Suhr with her well-worn copy of Rachel Carson’s 1962 seminal book on environment, Silent Spring
Tuesday, December 9, 2014
by Christine Yeres
Tonight at 8:00 p.m. the Town Board and Planning Board will honor Henriette Granville Suhr for her avid and continuing interest in conservation, preservation and acquisition of open spaces within the Town. At around 8:45 p.m. there will be a reception in the gallery of the Chappaqua Library, open to the public (enter by the theatre door).
There isn’t much at Henriette Suhr’s 13-acre gardens at Rocky Hills on Old Roaring Brook Road that hasn’t been meticulously and artfully planned and executed by her over the last 50 years. Only the forget-me-nots are allowed to run free, making seas of blue each spring, more every year.
Yes, there is a roaring brook that runs through the property, a section of a fallen old weeping willow that has been allowed to remain and sprout new life, bright vistas framed by dark arching branches, tiny flowers cascading from between stones in walls, dark purple columbines, gigantic hostas, masses of azaleas and swaths of brilliant green lawn, plus an all-yellow garden.
Parsons School of Design in Paris
As a teenager, Suhr’s family moved from Austria to Paris. She’d had an English governess, and so could speak English, but learning French at that age proved difficult enough for it to occur to her parents to send Henriette and her sister to the Parson’s School of Design, just opening then in Paris on the Place des Vosges. She studied decorating, her sister studied fashion.
When she came to live in New York City, it was easy for her to get a job, she recalls. First, she spoke English; second, she was a graduate of Parsons. During the war years, she worked at Macy’s, then spent a year at Lord & Taylor, then on to Bloomingdale’s. She met William “Billy” Suhr in 1941. He was the sole conservator of the Frick Collection. In 1956 the couple bought the 13-acre property with a small house on Old Roaring Brook Road, at first as a weekend retreat.
She and her late husband were not gardeners, but gradually, as her interest in interior design shifted to the garden, it became their joint passion. They let Rocky Hills make them into gardeners. Now in her late nineties, she’s been in its gardens ever since.
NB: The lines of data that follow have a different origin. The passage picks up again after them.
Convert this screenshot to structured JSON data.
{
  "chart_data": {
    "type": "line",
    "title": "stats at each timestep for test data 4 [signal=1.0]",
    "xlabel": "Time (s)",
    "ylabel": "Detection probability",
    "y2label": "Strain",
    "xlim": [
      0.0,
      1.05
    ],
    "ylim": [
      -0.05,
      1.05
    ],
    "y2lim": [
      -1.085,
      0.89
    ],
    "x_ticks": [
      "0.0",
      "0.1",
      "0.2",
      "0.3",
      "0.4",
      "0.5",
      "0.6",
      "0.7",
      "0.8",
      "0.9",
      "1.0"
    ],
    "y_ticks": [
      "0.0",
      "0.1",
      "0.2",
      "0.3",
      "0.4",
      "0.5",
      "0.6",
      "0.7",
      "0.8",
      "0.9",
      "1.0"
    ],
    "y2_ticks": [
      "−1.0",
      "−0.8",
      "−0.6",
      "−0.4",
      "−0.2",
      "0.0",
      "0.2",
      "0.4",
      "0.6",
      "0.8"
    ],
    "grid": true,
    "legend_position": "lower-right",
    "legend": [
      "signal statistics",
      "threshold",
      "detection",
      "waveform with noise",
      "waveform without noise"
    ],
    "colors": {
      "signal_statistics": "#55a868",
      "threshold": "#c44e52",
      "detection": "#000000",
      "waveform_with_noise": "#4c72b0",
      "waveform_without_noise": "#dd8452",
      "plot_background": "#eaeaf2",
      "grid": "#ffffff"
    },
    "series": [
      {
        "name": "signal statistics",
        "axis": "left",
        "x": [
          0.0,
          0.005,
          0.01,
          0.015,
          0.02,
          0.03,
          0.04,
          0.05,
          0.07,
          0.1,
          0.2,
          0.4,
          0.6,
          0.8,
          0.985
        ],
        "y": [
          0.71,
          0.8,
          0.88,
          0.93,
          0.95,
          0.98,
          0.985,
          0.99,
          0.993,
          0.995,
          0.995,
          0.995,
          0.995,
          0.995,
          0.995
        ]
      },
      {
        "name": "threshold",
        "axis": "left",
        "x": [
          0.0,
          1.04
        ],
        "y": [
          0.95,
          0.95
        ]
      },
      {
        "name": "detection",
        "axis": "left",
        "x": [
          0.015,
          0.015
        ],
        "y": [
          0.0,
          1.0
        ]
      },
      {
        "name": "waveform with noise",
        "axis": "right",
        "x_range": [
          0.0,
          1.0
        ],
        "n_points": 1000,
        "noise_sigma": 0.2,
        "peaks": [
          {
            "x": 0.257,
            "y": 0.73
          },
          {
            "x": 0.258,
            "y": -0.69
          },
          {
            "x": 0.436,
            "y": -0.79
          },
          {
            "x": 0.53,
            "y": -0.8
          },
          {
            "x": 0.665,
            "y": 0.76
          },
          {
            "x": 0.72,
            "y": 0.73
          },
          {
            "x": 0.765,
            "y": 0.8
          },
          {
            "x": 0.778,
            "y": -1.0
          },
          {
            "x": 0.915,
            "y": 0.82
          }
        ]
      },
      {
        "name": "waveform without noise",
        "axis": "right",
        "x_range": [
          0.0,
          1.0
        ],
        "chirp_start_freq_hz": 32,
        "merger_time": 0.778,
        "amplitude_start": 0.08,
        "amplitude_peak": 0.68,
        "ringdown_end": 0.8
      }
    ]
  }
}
Polly Kuhn, a former supervisor of New Castle and longtime friend, admires Suhr for her persistence and dedication over the years. “She regularly attended New Castle Planning Board meetings whenever there was proposed building in or near wetlands. She has followed the discussion in detail, and made sure that the environmental review did not slight any study of drainage or the effect of development on surrounding hydrology. She is a familiar sight, wearing a feminine felt fedora, with feather, her intelligent eyes on the map or chart under discussion. She doesn’t necessarily speak at meetings; her presence alone often brings attention to the environmental issues she wants considered.
Rocky Hills now, in winter
By an arrangement struck with the County in 2000, at her death Suhr’s Rocky Hills was to have become County park land. “I have been deeply concerned with conservation and preservation of green spaces,” she explained this week to NCNOW, “and it had been my dream for the future to set Rocky Hills aside as a public space for people to enjoy and to learn. Unfortunately, it turned out that under a changed County administration they felt they weren’t able to fulfill the arrangement, so it’s come back to me. We’re in the process now of making different plans for the future.”